Wednesday, May 09, 2007

Biofuels for airliners

Boeing is working on "green" fuels including fuel from algae. A spokesman thinks we are within 5 years, using the same engines now in use, for a fuel blend that is 20 to 40 per cent "green." That's a very short time frame for such a breakthrough. Times of the UK:
Boeing has teamed up with BP and Royal Dutch Shell to help launch the Commercial Aviation Alternative Fuels Initiative to explore the viability of alternative fuels. The first study is exploring issues such as feasibility, costs, barriers and technical issues.... Of the current options, synthetic liquid fuels manufactured from coal, biomass or natural gas are viable.
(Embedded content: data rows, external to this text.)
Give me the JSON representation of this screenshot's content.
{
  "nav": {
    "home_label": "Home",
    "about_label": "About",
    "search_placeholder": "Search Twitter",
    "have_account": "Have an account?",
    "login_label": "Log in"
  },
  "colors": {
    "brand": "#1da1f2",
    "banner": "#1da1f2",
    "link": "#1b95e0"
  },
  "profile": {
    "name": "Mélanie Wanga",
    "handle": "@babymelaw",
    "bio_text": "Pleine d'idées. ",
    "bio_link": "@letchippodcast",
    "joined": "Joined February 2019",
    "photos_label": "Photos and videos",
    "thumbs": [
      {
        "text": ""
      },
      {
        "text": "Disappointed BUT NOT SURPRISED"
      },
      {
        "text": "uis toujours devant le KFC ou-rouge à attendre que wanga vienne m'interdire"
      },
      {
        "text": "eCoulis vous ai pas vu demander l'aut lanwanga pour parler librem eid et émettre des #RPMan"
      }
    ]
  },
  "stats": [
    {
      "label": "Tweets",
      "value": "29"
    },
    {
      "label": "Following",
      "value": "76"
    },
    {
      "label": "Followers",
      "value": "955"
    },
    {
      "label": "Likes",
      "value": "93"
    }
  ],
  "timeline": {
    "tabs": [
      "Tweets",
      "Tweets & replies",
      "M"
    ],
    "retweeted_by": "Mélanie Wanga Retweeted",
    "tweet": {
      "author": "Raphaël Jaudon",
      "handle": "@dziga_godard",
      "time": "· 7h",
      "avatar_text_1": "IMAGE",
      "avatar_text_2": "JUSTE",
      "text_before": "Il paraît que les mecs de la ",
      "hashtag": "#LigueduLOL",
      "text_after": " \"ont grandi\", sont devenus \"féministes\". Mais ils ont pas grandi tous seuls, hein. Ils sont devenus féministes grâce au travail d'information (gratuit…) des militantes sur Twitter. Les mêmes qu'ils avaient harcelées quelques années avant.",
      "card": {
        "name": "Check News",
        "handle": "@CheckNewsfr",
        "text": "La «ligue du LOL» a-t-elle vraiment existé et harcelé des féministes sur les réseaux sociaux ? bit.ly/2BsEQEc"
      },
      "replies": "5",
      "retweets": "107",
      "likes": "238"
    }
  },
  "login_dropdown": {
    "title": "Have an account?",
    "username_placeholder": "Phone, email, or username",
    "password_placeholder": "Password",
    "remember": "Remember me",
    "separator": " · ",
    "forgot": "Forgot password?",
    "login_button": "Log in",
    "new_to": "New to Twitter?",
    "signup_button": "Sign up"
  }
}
Bio jet fuel - jet fuel made from agricultural oil crops - is deemed a mid-term option but is handicapped by limited production capacity. Earlier this year another Boeing executive, Dave Nielson, told the Transportation Research Board that if the US used biofuel for 15 per cent of its average fuel requirements, it would require cultivation of an area the size of Florida, or about 10 per cent of America's total cropland. Similar analysis showed that if airlines used 100 per cent of bio jet fuel from algae, it would require cultivation of an area the size of Maryland. According to Glover, one of the main questions is "can we find plant sources that don't compete with food sources". One project is testing the viability of bio jet fuel from the Babassu tree in Brazil.